Sebep iklim değişikliği ve nüfus artışı.
Son 20 yılda hızlı nüfus artışı yüzünden kişi başına düşen su miktarı 4 bin metreküpten 1.346 metreküpe indi. Eğer etkili adımlar atılmazsa, 2030 yılındaki nüfus tahminlerine göre Türkiye “su fakiri ülke” olacak! (Bloomberg, 22 Mart 2022)
Kanal İstanbul yapılıp 3-5 milyon insan daha gelsin mi, ne dersiniz?!
Bu yaz hem sıcaktan bunalarak hem barajlarda suyun tükenmesini endişeyle izleyerek hem de tarım ürünlerindeki rekolte düşmesinin fiyatları daha hangi zirvelere çıkaracağından kaygılanarak su fakirliğini yaşıyoruz.

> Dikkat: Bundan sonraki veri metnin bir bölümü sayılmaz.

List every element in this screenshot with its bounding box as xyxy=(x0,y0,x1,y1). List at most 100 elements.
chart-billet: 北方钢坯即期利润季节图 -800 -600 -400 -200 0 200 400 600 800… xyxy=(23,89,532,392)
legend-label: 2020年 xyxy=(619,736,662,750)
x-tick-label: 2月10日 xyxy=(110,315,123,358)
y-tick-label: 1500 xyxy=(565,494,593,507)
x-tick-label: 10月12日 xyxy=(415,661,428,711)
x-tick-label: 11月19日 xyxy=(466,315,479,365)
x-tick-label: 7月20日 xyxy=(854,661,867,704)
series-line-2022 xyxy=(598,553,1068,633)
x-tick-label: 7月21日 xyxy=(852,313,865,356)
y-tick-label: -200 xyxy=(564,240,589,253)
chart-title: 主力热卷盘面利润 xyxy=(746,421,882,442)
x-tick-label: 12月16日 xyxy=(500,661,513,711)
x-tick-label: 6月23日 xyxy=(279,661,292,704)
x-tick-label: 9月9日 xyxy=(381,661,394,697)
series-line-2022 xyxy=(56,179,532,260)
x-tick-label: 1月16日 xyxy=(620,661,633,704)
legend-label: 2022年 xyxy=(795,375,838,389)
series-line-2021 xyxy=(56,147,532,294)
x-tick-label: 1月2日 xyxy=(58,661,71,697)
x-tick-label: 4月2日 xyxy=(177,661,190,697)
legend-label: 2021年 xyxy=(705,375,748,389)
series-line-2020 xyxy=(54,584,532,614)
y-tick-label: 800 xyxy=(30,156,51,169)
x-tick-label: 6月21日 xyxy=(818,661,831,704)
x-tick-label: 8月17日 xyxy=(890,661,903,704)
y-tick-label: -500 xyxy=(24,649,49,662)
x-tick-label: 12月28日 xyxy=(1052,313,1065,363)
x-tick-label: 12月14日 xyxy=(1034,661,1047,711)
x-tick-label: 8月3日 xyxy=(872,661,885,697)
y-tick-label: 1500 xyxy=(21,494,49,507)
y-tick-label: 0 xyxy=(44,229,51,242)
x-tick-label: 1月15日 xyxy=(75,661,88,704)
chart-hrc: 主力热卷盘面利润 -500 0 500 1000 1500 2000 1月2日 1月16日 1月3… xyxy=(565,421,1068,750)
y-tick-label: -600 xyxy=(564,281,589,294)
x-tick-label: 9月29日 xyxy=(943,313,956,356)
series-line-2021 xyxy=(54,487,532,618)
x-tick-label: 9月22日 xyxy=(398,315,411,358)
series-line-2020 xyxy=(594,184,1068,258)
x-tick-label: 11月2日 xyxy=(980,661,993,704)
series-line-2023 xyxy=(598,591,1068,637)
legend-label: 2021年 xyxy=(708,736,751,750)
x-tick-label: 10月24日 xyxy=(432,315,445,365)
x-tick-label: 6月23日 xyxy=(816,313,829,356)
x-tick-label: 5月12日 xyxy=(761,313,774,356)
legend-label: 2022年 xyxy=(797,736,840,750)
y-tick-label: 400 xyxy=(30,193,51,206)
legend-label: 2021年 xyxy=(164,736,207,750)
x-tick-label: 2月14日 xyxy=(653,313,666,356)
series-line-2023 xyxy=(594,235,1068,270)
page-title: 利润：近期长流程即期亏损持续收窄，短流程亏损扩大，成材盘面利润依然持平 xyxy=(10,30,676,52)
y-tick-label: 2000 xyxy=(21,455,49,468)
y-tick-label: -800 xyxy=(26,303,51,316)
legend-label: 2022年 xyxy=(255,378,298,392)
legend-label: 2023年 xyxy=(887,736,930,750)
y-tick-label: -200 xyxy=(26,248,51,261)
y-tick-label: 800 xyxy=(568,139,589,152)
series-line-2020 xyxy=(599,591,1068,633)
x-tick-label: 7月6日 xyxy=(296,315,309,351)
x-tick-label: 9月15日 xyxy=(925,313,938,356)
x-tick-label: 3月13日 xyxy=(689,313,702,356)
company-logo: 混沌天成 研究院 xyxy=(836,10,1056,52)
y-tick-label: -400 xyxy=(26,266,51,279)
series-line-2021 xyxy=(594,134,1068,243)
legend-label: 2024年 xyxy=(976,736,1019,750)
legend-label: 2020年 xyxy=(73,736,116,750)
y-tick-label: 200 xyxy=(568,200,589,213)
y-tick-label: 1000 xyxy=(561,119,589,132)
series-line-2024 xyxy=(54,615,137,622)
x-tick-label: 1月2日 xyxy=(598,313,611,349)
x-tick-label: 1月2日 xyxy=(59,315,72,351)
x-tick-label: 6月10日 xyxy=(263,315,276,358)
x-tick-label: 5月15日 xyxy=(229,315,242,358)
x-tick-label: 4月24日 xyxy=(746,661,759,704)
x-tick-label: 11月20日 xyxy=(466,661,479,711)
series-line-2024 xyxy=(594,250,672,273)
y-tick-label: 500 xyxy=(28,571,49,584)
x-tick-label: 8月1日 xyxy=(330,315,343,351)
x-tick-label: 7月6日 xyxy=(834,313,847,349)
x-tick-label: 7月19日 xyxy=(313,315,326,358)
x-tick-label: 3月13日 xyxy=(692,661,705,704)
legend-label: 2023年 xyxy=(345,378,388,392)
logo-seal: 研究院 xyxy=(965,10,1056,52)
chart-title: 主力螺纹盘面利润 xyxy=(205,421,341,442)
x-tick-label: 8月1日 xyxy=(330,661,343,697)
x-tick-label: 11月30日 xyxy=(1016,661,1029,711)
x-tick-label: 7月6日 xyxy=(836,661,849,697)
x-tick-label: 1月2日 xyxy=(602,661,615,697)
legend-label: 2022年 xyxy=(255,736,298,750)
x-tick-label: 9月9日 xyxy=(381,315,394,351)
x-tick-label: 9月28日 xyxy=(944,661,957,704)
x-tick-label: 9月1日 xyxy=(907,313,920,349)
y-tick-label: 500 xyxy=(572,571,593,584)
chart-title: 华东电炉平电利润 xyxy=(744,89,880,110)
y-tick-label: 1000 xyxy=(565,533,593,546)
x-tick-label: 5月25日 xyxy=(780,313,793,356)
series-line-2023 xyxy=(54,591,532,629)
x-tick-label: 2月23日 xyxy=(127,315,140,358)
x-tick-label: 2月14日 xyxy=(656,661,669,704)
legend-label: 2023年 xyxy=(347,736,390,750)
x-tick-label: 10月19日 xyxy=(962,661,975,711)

Bir de makro ekonomik dengelerimizin bozulmasını, yaşadığımız iktisadi krizi hatırlayınca önümüzdeki yıllara endişeyle bakıyorum.
ON YIL ÖNCEKİ PLAN
Bu iktidar zamanında 1 Temmuz 2013 günü, yani tam on yıl önce Meclis’te kanunlaştırılan “Onuncu Kalkınma Planı”da uzmanlar bakın ne yazmış:
“Ülkemizde mevcut su miktarı; artan talep, kuraklık ve su toplama havzalarındaki kirlenme sonucunda giderek ihtiyaçları karşılayamaz hale gelmektedir.” (Paragraf 1045)
Devamında, bürokratlar hükümetten “çölleşme ve kuraklıkla mücadele alanında hazırlanan strateji ve eylem planlarının etkin bir şekilde uygulanması, erozyonla mücadelenin etkinleştirilmesi, kirliliğin önlenmesi”ni istiyorlardı.